Relative contraindications for manual therapy:
  • Vertebrogenic syndromes of spinal osteochondrosis in an acute phase;
  • Stage III instability of spinal segments (spondylolisthesis of more than ⅓ to the underlying vertebra, spondylolis spondylolisthesis). Accentuated abnormal development (nonclosure of vertebral arches, sacralization, lumbolization);
  • Forestier disease (diffuse idiopathic skeletal hyperostosis);
  • Consolidated fractures of the spine and traumatic injuries of intervertebral discs before the formation of osteotylus (6 months on the average);
  • Stage III—IV arthrosis;
  • Congenital abnormal development;
  • Intercurrent diseases;
  • Pregnancy of more than 12 weeks;
  • Osseous osteoporosis.
Nowadays there are quite a lot of myths about manual therapy, however they are not proven and contradict the reality.

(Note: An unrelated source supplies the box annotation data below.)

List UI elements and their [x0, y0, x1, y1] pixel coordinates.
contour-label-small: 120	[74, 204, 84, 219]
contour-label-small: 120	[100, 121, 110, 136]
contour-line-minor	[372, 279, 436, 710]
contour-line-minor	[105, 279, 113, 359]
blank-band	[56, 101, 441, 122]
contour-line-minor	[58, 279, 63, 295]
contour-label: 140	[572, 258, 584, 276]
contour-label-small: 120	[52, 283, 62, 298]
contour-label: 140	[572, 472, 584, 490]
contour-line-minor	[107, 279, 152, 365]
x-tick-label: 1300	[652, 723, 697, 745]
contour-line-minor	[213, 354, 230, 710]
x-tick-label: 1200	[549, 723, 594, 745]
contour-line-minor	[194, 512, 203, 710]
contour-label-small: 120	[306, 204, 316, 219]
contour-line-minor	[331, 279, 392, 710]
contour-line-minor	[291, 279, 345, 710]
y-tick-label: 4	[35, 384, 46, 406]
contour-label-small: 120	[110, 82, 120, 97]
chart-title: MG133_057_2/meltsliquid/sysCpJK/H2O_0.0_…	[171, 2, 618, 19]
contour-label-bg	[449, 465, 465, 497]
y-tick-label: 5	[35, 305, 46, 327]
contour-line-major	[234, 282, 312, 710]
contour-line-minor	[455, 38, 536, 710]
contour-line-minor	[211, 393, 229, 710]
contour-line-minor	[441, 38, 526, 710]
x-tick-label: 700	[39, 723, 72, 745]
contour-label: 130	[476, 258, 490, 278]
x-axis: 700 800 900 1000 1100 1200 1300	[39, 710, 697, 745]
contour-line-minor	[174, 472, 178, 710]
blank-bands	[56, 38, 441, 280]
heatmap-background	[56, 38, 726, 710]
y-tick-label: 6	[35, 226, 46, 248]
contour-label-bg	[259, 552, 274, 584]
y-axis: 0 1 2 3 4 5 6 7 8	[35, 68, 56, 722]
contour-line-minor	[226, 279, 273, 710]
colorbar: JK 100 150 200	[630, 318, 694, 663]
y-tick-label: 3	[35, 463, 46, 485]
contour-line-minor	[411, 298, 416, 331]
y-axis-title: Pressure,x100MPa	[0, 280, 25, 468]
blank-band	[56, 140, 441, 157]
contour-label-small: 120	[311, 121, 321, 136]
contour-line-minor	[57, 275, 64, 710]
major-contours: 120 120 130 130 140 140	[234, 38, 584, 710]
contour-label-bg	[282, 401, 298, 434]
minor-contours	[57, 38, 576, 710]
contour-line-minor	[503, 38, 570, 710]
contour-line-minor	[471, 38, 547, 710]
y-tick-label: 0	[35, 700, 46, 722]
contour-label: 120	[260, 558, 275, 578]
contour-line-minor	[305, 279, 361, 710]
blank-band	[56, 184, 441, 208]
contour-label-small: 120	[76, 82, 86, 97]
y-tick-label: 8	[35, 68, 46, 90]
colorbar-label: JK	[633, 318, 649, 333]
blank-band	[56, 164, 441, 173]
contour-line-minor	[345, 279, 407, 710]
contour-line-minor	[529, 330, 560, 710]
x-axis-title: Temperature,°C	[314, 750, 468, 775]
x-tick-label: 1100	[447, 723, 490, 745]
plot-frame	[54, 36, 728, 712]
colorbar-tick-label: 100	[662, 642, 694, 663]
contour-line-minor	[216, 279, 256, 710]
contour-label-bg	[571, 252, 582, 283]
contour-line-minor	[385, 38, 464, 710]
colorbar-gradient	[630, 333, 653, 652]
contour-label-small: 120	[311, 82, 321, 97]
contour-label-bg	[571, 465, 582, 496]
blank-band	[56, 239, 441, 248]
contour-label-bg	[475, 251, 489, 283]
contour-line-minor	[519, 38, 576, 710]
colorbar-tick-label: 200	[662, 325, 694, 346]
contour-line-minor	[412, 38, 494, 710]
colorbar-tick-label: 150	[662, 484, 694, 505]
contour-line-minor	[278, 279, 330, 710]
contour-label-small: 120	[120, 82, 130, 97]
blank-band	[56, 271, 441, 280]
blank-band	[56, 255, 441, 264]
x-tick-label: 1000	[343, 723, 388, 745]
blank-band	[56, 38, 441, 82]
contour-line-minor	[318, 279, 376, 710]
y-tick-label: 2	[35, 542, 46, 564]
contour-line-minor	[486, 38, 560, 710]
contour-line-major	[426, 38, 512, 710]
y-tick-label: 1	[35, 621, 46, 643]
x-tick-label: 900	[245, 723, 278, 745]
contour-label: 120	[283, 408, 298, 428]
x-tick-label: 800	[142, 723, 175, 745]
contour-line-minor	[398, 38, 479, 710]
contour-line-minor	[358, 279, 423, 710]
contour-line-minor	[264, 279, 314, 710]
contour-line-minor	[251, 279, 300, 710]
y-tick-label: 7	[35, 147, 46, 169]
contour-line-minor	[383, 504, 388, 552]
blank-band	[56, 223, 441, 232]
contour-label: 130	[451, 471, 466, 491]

  1. Manual therapy is a massage. Manual therapy is a hand activity performed on the osseous skeleton including on the spine and large joints, while according to his/her expertise a massage specialist has the right to work only with soft tissues.
  2. It is not required for a manual therapist to have a higher education degree in medicine. In fact, to be a real professional a manual physician must have the following background: a medical category; relevant courses; advanced training experience; primary specialty in manual therapy.
  3. You should feel pain during a manual therapy session. It is not true. Yes, it is difficult to find enjoyment in the process; however manual therapy is not accompanied with strong pain. If the specialist has a long standing experience, a patient can feel “slight” pain only if he/she are not willing or simply cannot relax during the session. It should be noted that it is fear that makes people feel constrained. A physician will never hurt. People who can relax will even be able to find some enjoyment in the procedures (everything depends on your mood).
  4. A therapist can recover patient’s health almost in ten minutes. It is a misconception. Treatment by professional physicians is performed in courses and can include five to ten sessions on the average. Only systematic treatment performed in courses can give an effective and accurate correction of the damaged spine. If there is anyone who promises you to correct your spine during one procedure, know that you visited a bone-setter and not a manual therapist. You should not entrust your health to a bone-setter.
  5. Manual therapy methods cause a lot of complications. Nowadays many manual therapists offer their services, however not each of them can really treat. Work of a really professional manual therapist gives no complications (masters use soft techniques).